HUMANITIES JOB OUTLOOK EVEN BLEAKER
According to the Modern Language Association’s forecast of job listings, faculty positions will decline 37 percent, the biggest drop since the group began tracking its job listings 35 years ago.
The projection, based on a comparison between the number of jobs listed in October 2008 and October 2009, follows a 26 percent drop the previous year.
"Students thinking of going to graduate school in English should understand that right now their chance of landing a job that provides them a livable wage is 50-60 percent," said Rosemary Feal, executive director of the M.L.A., the world’s largest association of scholars and professors of language and literature. "What I often hear from grad students is, ‘I had no clue it was this bad.’ They need to go into it with their eyes wide open."

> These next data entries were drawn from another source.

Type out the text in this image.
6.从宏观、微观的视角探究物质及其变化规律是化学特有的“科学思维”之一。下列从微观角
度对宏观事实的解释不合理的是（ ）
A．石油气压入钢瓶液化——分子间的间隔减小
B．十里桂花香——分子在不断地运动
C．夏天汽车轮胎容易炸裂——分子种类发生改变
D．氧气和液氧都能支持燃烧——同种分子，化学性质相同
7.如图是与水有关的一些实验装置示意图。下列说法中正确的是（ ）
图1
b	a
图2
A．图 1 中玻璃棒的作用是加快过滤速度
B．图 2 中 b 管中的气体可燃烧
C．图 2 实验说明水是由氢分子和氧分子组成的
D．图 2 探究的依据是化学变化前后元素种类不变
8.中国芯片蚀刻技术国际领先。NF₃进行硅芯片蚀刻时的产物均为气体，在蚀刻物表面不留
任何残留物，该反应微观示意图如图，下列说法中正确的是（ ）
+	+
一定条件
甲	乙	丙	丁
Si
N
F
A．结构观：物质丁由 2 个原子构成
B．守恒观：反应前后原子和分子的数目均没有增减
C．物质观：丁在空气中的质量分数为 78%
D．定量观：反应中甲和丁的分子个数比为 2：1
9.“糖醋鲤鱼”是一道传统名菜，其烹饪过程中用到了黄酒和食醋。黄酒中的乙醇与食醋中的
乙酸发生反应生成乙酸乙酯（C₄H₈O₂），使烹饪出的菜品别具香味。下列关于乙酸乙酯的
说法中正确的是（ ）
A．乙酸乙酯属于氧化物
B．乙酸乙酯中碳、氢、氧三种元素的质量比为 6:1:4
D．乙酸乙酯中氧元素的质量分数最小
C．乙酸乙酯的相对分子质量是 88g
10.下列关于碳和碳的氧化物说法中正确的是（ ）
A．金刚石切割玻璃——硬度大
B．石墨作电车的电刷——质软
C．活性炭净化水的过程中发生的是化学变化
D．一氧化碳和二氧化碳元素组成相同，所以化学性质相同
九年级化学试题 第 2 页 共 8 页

While the association does not having listings for every academic position available, its list does track the overall faculty job market.
The association expects about 900 English language and literature positions to be filled over the next year, a 35 percent decline from the previous year; it projects about 750 foreign-language jobs, a 39 percent drop from the year before. Typically, 1,000 to 2,000 positions have been advertised each year in each category.
To make matters worse, the share of tenure-track jobs available has been shrinking. Tenure-track positions for assistant professors made up 53 percent of the English jobs advertised and 48.5 percent of those in foreign languages. From 1997 until recently, the group said, 55 percent to 65 percent of the advertised positions were tenure-track jobs. And since part-time adjunct positions are less likely than those for tenure-track jobs to be listed with the language association, the overall share of faculty members being hired for tenure-track jobs is probably smaller than the survey indicates.
Ms. Feal said the trend toward hiring adjunct faculty members rather than permanent tenure-track professors had been going for about three decades, but was more pronounced than ever, as a growing number of struggling colleges and universities hired by the course or by the semester — usually paying little, and providing no benefits.